SCSI is a type of interface used for computer components such as hard drives, optical drives, scanners and tape drives. It is a competing technology to standard IDE (Integrated Drive Electronics). While the less expensive IDE technology is built into motherboards, SCSI is a technology that must be added by purchasing a special controller. The SCSI card fits into an internal PCI slot, and the associated devices are then connected to this card.
This interface is a faster, more robust technology than IDE, and has traditionally been utilized in servers. Aside from speed, another great advantage over IDE is that the card can connect 15 or more devices in a daisy chain. The controller assigns each device its own ID, allowing for great flexibility towards expanding any system.
SCSI devices, particularly hard drives, are designed to be used 24/7 in addressing the needs of the server market.
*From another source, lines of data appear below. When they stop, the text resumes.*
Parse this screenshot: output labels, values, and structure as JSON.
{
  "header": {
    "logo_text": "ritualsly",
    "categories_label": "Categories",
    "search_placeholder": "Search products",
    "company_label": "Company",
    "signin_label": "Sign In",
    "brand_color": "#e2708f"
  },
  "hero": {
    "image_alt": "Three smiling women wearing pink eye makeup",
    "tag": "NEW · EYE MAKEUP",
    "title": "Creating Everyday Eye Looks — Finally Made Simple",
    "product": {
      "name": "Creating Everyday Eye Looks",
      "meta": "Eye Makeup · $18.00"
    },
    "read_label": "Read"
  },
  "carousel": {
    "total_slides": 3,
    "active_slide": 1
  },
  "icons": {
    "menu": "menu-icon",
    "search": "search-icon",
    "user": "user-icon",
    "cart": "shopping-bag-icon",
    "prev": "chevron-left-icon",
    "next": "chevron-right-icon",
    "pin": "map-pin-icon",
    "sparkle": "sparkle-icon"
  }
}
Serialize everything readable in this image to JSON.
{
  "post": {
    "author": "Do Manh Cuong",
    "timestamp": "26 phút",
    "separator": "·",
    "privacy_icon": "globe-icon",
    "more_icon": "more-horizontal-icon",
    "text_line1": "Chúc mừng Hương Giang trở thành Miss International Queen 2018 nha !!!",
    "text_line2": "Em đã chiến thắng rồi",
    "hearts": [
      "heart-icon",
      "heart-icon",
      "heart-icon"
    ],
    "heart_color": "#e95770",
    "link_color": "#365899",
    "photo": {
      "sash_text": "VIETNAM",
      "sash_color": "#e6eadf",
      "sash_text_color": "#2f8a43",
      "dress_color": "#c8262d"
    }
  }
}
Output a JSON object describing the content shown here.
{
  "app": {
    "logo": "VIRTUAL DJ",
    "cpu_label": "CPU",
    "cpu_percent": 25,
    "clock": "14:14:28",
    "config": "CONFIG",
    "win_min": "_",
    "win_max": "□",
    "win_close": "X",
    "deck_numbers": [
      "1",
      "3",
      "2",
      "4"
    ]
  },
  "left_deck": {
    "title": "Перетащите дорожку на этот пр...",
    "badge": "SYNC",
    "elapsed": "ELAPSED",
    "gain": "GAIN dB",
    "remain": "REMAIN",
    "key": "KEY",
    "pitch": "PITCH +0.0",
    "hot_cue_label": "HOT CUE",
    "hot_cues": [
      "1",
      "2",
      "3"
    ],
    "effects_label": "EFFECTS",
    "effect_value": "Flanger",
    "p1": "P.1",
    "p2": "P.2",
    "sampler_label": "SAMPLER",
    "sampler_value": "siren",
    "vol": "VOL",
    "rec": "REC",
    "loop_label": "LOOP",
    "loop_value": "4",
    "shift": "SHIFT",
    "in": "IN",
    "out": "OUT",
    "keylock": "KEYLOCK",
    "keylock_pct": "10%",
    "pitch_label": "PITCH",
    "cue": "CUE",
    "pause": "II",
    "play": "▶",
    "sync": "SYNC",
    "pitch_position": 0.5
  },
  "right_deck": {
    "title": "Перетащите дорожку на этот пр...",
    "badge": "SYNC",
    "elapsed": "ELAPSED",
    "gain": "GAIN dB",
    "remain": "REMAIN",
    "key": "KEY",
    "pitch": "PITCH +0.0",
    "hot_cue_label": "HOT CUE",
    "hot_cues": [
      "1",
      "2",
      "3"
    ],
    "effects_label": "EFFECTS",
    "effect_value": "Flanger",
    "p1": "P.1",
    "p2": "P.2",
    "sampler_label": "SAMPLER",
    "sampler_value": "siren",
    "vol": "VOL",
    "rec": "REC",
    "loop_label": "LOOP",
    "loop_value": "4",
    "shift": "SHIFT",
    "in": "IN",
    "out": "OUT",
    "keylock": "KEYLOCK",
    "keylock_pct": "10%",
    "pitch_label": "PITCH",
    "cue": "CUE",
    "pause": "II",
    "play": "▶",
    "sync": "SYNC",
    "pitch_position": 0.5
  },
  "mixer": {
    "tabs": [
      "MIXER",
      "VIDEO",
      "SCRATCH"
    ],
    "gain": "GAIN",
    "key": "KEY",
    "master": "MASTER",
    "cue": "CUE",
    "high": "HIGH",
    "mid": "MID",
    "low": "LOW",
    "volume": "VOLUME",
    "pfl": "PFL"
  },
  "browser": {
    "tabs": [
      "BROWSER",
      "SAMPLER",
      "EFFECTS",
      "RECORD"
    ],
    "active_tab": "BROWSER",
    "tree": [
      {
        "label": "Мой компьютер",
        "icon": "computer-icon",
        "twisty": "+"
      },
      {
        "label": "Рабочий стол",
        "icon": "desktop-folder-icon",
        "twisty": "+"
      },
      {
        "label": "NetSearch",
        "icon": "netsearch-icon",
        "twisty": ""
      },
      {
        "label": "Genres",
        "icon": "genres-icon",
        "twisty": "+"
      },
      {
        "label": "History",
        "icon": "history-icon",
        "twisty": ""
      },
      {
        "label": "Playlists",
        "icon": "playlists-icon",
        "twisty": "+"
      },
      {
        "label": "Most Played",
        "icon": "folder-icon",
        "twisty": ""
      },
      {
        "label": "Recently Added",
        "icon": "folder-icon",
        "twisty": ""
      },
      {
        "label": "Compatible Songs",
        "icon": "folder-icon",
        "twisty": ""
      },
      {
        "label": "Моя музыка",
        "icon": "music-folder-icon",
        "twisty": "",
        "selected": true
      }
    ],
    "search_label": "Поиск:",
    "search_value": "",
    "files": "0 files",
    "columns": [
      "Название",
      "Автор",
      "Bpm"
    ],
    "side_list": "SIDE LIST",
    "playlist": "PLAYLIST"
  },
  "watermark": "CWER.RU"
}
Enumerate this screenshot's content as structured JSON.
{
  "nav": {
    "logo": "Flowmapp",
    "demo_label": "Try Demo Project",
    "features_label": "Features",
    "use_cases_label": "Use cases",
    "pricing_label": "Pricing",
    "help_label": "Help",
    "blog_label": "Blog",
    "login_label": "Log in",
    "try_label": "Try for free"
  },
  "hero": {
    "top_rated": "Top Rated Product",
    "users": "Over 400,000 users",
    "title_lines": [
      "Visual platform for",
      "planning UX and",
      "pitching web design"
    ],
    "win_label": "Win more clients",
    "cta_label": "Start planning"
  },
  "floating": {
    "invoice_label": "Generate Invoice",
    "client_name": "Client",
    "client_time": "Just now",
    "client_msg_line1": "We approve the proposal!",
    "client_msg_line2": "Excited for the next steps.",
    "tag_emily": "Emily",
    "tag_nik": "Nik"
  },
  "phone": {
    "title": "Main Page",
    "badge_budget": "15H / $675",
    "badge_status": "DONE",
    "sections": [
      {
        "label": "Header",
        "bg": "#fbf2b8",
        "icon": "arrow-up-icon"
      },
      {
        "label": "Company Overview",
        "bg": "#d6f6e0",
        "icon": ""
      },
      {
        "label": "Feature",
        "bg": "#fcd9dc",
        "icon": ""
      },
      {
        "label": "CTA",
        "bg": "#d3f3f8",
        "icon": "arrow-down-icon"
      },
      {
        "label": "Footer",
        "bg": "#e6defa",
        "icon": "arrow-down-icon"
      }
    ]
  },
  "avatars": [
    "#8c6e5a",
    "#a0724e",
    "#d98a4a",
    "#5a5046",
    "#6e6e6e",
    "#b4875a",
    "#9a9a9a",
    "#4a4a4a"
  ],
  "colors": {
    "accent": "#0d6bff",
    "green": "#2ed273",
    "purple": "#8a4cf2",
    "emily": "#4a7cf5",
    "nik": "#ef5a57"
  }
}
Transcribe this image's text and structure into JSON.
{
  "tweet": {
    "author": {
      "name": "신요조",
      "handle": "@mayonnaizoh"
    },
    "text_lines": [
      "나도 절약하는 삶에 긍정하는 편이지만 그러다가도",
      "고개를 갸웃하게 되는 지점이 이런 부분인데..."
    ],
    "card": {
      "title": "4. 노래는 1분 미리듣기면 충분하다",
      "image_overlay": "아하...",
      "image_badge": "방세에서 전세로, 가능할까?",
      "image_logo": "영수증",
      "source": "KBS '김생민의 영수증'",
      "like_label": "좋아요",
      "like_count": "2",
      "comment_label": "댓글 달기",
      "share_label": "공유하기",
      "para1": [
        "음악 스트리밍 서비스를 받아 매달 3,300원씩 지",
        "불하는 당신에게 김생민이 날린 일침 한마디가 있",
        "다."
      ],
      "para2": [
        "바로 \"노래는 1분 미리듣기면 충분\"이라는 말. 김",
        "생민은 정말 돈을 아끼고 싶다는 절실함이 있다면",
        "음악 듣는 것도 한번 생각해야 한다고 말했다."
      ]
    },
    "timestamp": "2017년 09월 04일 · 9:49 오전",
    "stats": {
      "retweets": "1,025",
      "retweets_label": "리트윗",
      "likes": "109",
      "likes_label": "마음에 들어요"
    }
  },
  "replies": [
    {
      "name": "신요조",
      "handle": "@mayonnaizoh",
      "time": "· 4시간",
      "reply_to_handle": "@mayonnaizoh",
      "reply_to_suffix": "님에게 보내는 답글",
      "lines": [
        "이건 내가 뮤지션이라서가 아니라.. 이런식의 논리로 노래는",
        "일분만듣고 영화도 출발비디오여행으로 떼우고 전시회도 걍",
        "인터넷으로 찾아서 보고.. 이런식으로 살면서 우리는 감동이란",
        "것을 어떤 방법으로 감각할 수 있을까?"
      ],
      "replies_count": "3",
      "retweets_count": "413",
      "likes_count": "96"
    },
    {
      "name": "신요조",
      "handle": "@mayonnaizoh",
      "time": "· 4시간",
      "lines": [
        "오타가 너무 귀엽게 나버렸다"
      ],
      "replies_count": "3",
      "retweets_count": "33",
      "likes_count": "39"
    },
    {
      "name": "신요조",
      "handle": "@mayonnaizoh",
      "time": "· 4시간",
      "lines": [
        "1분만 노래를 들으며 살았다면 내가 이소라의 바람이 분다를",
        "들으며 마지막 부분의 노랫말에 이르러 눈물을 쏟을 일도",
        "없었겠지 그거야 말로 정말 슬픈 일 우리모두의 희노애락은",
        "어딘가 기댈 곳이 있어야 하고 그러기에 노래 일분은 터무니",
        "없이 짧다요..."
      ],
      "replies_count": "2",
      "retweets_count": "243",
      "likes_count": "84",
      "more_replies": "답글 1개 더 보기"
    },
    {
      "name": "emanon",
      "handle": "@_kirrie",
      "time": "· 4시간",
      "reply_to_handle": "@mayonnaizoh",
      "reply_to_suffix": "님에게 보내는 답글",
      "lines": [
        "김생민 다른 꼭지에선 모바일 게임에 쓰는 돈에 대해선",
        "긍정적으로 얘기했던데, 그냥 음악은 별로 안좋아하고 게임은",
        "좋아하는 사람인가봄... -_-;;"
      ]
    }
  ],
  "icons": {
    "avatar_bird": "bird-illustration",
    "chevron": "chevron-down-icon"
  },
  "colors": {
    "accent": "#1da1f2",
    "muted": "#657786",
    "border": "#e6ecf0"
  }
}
For this reason, the drives are usually made to higher standards and carry longer warranties than IDE drives of comparable capacity. However, the added speed and quality come at a price. SCSI components are significantly more expensive than their IDE cousins.
As the technology has evolved, different varieties have emerged with varying benchmark speeds. The various versions utilize different pin connectors. Therefore, it is important to match the right SCSI controller to the desired components. For example, if a drive is Ultra 320, a SCSI-I controller will not work with it. The controller must support Ultra 320 to be compatible. Following is a list of versions with the data transfer rates in megabytes per second (MB/sec):
|SCSI-2, Fast SCSI (8-bit Narrow)||to 10 MB/sec|
|Ultra (8-bit Narrow)||20 MB/sec|
|Ultra Wide (16-bit Wide)||40 MB/sec|
|Ultra2 (16-bit Wide)||80 MB/sec|
|Ultra 160 (16-bit Wide)||160 MB/sec|
|Ultra 320 (16-bit Wide)||320 MB/sec|
For a server, SCSI can be a great choice for a RAID (Redundant Array of Independent Disks), as additional drives can be added as needed. If the pocketbook cannot afford a SCSI RAID or if, as in the case of an end-user, the technology is overkill, a SATA RAID is a good alternative at an affordable price.